17 thoughts on “Learning for Life – not for schools

  1. A very real concern, begging the question, is why any parent, having had time to teach at home, discovering the level of disinformation they’ve attained, would send them back into propaganda camps.

  2. Absolutely spot-on Ross. Thanks for writing this. I’ve just sent something along very similar lines to a conservationist friend as a guest-blog, explaining why school isn’t necessarily ‘the best place for children’ as the endless government adverts keep trying to tell us.

    Schools and teachers do their best in the face of a rigid exams-focused curriculum and vanishingly small resources, but the whole system needs a massive re-think and to become far more centred on children’s well-being and individual development. The kind of outdoor, hands-on, creative learning that we do as home educators needs to become the norm if we are going to prepare the next generation to tackle the big environmental and social issues that we are facing. We need to trust and empower children and teachers to do things that really work rather than just things that can be measured.

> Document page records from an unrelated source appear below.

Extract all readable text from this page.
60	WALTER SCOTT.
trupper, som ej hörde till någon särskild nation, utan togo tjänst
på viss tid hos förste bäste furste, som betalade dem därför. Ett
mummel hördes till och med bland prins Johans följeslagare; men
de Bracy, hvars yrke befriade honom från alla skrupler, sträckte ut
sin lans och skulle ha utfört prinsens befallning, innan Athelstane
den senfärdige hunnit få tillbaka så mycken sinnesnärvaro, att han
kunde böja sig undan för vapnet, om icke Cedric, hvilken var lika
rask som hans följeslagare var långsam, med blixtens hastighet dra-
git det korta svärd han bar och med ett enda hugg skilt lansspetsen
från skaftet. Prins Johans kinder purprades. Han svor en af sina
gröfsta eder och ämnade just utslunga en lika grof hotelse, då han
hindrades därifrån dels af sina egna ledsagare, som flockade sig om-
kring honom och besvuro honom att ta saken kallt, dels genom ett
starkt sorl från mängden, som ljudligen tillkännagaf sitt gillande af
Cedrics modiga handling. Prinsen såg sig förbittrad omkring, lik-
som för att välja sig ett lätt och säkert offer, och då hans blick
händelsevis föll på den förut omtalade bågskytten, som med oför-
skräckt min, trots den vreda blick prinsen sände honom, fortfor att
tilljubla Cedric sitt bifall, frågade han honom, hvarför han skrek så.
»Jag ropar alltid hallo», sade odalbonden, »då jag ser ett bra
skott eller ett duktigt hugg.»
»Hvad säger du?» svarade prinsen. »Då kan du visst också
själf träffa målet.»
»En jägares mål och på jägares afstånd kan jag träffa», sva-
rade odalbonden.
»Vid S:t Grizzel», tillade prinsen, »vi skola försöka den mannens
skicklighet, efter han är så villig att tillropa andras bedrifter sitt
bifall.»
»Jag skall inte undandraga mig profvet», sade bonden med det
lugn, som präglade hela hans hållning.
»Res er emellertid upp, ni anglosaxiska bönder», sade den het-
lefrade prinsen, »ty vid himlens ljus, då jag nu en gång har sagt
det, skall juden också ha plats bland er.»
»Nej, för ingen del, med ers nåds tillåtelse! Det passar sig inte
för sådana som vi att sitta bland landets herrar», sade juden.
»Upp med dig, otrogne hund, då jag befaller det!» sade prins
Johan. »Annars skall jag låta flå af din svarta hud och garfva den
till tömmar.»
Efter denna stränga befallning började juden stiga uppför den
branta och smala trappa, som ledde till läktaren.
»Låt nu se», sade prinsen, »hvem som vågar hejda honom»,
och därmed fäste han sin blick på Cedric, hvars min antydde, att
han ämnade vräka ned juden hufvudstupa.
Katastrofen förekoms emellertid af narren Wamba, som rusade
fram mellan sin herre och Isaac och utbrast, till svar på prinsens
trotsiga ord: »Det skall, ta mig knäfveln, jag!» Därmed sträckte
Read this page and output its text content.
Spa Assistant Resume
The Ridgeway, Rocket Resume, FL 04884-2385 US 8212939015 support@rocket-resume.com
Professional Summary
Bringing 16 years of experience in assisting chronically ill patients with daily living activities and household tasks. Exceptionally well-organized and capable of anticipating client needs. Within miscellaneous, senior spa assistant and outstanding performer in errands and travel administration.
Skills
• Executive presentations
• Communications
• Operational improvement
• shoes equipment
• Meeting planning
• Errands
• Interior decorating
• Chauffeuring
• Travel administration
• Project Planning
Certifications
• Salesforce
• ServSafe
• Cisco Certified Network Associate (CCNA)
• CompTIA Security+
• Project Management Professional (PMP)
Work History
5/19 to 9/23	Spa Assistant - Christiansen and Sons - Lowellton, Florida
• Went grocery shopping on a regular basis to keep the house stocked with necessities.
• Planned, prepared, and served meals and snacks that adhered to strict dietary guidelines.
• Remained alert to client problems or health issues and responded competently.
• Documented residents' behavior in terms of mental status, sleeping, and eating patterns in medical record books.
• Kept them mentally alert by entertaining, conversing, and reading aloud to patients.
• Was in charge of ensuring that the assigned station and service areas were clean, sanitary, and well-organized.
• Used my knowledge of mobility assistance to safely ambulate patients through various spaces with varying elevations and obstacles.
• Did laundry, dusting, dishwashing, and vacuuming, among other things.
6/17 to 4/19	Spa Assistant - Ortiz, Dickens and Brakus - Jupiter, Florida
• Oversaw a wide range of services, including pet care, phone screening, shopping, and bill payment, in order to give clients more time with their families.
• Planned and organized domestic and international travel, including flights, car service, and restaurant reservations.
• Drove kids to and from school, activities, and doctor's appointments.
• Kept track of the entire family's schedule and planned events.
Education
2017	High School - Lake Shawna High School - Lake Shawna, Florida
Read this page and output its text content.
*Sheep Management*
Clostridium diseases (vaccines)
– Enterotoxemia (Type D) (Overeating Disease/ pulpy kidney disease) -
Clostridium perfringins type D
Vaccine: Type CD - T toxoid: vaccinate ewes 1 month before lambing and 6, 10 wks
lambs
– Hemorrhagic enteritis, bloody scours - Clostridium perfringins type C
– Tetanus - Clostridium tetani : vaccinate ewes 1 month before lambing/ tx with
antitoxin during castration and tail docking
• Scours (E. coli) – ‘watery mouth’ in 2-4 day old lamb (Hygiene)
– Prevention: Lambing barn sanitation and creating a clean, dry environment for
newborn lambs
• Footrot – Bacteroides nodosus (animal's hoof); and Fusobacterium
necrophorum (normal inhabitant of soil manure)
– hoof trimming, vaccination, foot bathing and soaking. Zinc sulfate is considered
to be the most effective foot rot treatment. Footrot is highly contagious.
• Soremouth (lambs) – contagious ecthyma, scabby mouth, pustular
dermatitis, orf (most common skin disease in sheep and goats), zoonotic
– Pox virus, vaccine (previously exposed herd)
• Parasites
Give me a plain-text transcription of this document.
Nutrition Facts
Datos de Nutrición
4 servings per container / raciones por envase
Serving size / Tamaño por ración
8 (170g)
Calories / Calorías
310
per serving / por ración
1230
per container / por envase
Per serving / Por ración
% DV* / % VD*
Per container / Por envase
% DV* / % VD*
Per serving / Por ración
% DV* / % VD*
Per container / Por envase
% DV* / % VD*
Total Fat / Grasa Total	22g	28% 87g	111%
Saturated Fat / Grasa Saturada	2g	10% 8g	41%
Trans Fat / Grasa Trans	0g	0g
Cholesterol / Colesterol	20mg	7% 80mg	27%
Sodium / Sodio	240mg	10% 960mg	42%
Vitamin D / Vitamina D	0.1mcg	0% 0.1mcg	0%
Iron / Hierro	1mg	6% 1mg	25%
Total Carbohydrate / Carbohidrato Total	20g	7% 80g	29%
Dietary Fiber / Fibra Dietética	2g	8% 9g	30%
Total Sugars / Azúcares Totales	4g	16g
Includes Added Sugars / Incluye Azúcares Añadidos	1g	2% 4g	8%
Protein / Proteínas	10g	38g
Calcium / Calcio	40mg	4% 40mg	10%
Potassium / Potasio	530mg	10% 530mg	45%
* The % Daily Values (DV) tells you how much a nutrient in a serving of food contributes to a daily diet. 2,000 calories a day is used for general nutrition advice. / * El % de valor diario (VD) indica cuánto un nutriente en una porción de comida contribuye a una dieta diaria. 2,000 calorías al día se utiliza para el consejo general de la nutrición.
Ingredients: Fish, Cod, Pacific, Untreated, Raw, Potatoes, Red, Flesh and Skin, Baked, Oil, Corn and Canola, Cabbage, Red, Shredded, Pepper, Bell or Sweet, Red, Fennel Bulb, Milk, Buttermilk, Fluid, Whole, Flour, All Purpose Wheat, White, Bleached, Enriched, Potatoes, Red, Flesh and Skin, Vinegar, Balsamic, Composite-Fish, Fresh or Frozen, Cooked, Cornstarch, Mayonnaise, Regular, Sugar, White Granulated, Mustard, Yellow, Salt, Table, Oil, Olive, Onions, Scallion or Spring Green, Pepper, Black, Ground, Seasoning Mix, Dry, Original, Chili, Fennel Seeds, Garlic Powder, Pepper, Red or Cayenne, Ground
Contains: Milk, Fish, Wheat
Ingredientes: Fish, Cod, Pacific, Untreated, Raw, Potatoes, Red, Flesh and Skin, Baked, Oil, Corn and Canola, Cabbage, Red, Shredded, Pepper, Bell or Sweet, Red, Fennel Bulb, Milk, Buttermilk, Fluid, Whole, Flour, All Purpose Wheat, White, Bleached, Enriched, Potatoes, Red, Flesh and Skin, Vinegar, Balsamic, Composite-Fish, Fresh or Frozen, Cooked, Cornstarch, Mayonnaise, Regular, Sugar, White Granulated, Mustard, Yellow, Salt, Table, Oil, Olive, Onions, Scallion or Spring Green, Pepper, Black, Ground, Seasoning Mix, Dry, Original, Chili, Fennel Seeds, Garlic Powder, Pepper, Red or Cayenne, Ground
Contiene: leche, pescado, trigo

  3. thank you Ross. Seeing the work that has come home and the video lessons, has once again, got me thinking about Mr Gove’s new curriculum and its lack of relevance in say 12 years times (my son is 9) , I probably value my sons school interaction, arguments, fall outs and make ups at school more than the school itself. Maths in particular seem quite irrelevant at year 5 and he is growing to hate subjects sadley. I could go on a massive vent right now but I will stop myself and just say .. .thanks!

  4. Pingback: Reblogs - Learning for Life – not for schools - How to teach a difficult child

  5. Thank you Ross. This is your best post ever! You have said everything that needs to be said about why about Home Ed is Life Ed and Life Ed is Home Ed.
    And thank you for putting it out there that our kids are having to endure the continued restrictions to their joy of learning and socialising in the real world. It’s really hard on them. It’s a relatively huge proportion of their young lives compared to us adults.

    • Thanks so much for your compliments Caroline, they’re really appreciated. I’ve been feeling for you all during lockdown as I remember it was so necessary to get out and about. May it end soon for you. Good luck and all the best!